Ketika mendengar pernyataan orang Yahudi dan Kristen sebagai “anak dan kekasih Allah”, Allah SWT beranggapan bahwa orang Yahudi dan Kristen tentulah tidak bisa berdosa. Dan karena tak bisa berdosa, maka pastilah orang Yahudi dan Kristen tidak akan mendapat siksa. Jadi, Allah umat islam berpikir bahwa sebagai “anak dan kekasih Allah” orang Yahudi dan Kristen tidak ada dosa dan tidak mendapat siksa karena dosa. Padahal, dalam penglihatan ternyata orang Yahudi dan Kristen masih mendapatkan siksa, dan karena itu tentulah mereka berdosa.

Memang orang Yahudi dan Kristen punya pendapat bahwa diri mereka adalah “anak dan kekasih Allah”. Gelar sebagai “anak Allah” dan juga “kekasih Allah” banyak dijumpai dalam kitab suci orang Yahudi dan Kristen. Gelar ini hendak menunjukkan relasi yang begitu dekat antara umat Yahudi dan Kristen dengan Tuhan Allah. Hubungan Allah dengan manusia tidak hanya terbatas pada relasi Allah dan umat saja. Dalam agama Yahudi dan Kristen, ada banyak analogi yang menggambarkan relasi Allah dan manusia. Selain memakai istilah “anak Allah” dan “kekasih Allah”, dapat dijumpai juga dalam kitab suci kedua agama ini istilah lain lagi, seperti “sahabat Allah” (Keb 7: 14) atau “kawanan domba” (karena Allah dilihat sebagai Gembala, bdk. Mazmur 23), dan masih banyak lagi. Gelar “anak Allah” mau diperdamaikan dengan sapaan Allah sebagai “Bapa”. Istilah “anak Allah” banyak ditemui dalam kitab Perjanjian Baru. Sedangkan gelar “kekasih Allah” hendak menunjukkan gambaran relasi antara Allah dengan orang Yahudi dan Kristen sebagai relasi suami – istri.

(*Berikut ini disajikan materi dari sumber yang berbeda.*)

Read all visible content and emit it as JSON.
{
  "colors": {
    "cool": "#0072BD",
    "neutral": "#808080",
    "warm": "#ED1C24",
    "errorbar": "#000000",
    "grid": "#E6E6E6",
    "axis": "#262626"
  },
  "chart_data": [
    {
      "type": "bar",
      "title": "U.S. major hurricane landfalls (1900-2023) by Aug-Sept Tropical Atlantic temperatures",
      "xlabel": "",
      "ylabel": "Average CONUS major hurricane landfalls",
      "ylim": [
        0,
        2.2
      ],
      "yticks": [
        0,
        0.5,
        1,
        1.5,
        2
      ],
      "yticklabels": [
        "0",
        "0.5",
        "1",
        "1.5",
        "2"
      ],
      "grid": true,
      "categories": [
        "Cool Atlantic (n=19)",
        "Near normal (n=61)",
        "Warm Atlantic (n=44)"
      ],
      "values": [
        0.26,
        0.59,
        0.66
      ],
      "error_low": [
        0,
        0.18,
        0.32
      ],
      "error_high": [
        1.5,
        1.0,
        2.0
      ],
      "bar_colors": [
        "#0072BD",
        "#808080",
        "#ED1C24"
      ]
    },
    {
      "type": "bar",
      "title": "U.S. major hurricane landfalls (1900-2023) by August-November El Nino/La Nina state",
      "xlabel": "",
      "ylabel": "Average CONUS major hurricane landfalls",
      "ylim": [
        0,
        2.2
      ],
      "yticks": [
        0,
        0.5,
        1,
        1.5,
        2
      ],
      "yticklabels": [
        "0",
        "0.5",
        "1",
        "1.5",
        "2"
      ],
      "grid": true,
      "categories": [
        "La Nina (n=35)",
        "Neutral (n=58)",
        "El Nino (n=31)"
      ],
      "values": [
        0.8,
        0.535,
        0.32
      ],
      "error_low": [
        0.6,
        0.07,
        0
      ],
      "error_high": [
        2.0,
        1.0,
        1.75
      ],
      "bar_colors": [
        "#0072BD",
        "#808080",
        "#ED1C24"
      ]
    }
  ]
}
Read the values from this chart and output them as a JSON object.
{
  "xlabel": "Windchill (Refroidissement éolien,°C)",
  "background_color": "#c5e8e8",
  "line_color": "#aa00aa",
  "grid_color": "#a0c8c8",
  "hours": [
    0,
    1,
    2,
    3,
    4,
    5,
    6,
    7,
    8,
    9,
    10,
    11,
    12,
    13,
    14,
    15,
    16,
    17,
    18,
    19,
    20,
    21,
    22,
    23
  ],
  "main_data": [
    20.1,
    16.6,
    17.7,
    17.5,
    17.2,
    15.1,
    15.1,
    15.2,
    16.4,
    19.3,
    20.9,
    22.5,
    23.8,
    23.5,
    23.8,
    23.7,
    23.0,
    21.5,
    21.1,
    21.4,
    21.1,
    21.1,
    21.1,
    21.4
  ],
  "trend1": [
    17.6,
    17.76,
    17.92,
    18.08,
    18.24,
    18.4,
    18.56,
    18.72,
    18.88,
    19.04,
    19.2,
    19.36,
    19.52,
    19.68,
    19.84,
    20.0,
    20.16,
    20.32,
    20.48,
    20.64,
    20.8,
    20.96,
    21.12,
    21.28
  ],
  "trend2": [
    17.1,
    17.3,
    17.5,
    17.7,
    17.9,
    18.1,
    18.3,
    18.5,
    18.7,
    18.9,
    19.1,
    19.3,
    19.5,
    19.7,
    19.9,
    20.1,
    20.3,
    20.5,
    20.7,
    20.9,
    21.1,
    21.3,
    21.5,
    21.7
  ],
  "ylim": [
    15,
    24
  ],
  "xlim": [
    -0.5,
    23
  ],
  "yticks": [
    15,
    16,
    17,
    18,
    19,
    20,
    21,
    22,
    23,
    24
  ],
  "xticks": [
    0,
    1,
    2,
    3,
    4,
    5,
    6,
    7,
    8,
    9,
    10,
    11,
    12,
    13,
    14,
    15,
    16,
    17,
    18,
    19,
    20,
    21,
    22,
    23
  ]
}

Akan tetapi, sebagai “anak dan kekasih Allah” bukan lantas berarti bahwa orang Yahudi dan Kristen tidak bisa berdosa dan tidak bisa mendapat siksaan. Ini pandangan yang salah. Dengan demikian, pandangan Allah SWT adalah salah. Harus dipahami bahwa sebagai “anak dan kekasih Allah”, orang Yahudi dan Kristen tak jauh beda dengan orang biasa (dalam hal ini pandangan Allah benar). Baik orang Yahudi maupun Kristen, sama-sama berpendapat bahwa gelar sebagai “anak Allah” dan juga “kekasih Allah” tidak membuat mereka mendapat keistimewaan dari dosa dan siksa. Namun, entah kenapa Allah SWT berpikiran orang Yahudi dan Kristen mendapatkan keistimewaan itu; entah dari mana pemikiran itu didapat. Kesadaran orang Yahudi maupun Kristen bahwa sekalipun mereka berdosa mereka tetap sebagai “anak dan kekasih Allah” lahir dari kepercayaan mereka akan Allah yang maharahim, maha kasih dan penuh belas kasihan. Kitab Wahyu menulis, “Barangsiapa Kukasihi, ia Kutegor dan Kuhajar.” (3: 19). Kasih sayang Allah tampak dari tegoran dan hajaran-Nya, karena seperti kata pemazmur, “Tuhan telah menghajar aku dengan keras, tetapi Ia tidak menyerahkan aku kepada maut.” (Mzm 118: 18). Ini kembali ditegaskan oleh penulis kitab Ibrani, “Tuhan menghajar orang yang dikasihi-Nya dan Ia menyesah orang yang diakui-Nya sebagai anak” (12: 6). Penulis kitab Ibrani membuat perbandingan dengan seorang ayah yang menghajar anaknya, dimana itu dilakukan karena kasih. “Dimanakah terdapat anak yang tidak dihajar oleh ayahnya?” (Ibr 12: 7).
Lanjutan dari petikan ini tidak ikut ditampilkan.